Пароход дальше Дубовика нейдет, – тут начинаются пороги, так что до Гостинопольской пароходной пристани (расстояние около 10 верст) надо проехать в дилижансе. Дилижанс этот представляет из себя не что иное, как остов большого ящика, поставленный ребром, с выбитыми дном и крышкой. Мы сели лицом к реке. Лошади рванули и проскакали почти без передышки до пристани. Дорога шла подле самой береговой кручи; несколько раз колесо оказывалось на расстоянии не более четверти от обрыва, так что невольно мы начинали соображать, что, если на какой-нибудь промоине нас выкинет из дилижанса, упадем ли мы сразу в Волхов или несколько времени продержимся за кусты. А Волхов внизу кипел и шипел. Мы скакали мимо самых злых порогов. Несмотря на разлив, давно незапамятный, из воды все же торчали кое-где камни; подле них белела пена, длинным хвостом скатываясь вниз.
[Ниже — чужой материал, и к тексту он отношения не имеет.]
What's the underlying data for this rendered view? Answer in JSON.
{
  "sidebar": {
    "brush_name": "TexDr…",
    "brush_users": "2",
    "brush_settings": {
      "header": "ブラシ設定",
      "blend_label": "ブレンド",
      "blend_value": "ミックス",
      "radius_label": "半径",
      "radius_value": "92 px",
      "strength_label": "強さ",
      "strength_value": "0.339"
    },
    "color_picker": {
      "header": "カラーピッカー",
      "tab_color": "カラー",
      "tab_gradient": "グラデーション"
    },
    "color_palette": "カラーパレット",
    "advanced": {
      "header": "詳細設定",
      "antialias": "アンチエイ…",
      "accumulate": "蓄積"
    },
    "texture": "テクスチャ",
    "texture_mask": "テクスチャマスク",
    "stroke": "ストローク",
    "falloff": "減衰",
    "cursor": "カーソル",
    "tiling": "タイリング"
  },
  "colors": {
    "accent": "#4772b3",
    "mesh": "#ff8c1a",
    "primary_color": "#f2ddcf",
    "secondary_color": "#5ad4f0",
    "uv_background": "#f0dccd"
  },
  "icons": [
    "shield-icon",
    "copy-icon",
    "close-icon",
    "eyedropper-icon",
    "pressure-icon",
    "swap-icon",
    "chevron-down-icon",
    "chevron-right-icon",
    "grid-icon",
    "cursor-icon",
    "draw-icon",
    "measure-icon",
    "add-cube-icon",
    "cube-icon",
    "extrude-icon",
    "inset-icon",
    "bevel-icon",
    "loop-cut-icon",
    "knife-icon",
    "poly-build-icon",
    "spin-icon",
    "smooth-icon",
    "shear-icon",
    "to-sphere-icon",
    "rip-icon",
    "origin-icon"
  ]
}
Сила течения в порогах громадна: в половодье груженая баржа проходит несколько десятков верст в час. Целая толпа мужиков и баб правит ею; рулевого нередко снимают от руля в обмороке – таково сильно нервное и физическое напряжение.

Баржу гонят с гиком и песнями; личность потонула в общем подъеме. Вода бурлит, скрипят борты... Какая богатая картина! Название «Гостинополь» заставляет задуматься – в нем слышится что-то нетеперешнее. Наверное, здесь был волок, ибо против течения пройти в Волховских порогах и думать нечего. В Гостинополе же ладьи снова спускались и шли к Днепровскому бассейну. Может быть, до Дубовика шли в старину на мореходных ладьях (слово «дубовик» напрашивается на производство от «дуб-лодка»), а в Гостинополе сохранялись лодки меньшего размера – резные. Впрочем, становиться на точку таких предположений – опасно. В Гостинополе нагрузились на пароход, что повезет нас до Волховской станции Николаевской дороги, – там опять пересадка. На палубе парохода целое стадо телят, лежат они связанные, жалобно мыча, – иных пассажиров не видно, но удивляться этому нечего, ибо поездки по Руси ведь совсем не приняты, да к тому же нельзя сказать, чтобы и сообщение было хорошо приспособлено; так мы приехали в Гостинополь в 8-м часу вечера, а пароход отходил в 3 1/2 часа утра. Почему не в 5 или не в 4 – неизвестно. Впрочем, отхода его мы не дождались, ибо к тому времени уже спали крепким сном. Проснувшись заутро, товарищ выглянул в окошко:

– Ну, что там? Красиво?

– Тундра какая-то! Болото и топь.

Часа через два я выглянул – опять низкое место, которое потянулось вплоть до станции Волхов. Знаменитое Аракчеевское Грузино – нечто очень печальное, суровое, опустившееся, ничего общего не имеющее с тою великолепною декорацией, какою нам представляют его современные гравюры. На Волховской станции нас усердно уговаривали продолжать путь по железной дороге и, наконец, посмотрели с сожалением, как на людей, действующих к явной своей невыгоде; для продолжения водного пути пришлось сидеть на станции от 11 часов утра до 5 утра же, тогда как поезд проходил через полчаса. Оставалось спать и спать, потому что в сером пейзаже, состоявшем из затопленных деревень, было мало интересного и красивого.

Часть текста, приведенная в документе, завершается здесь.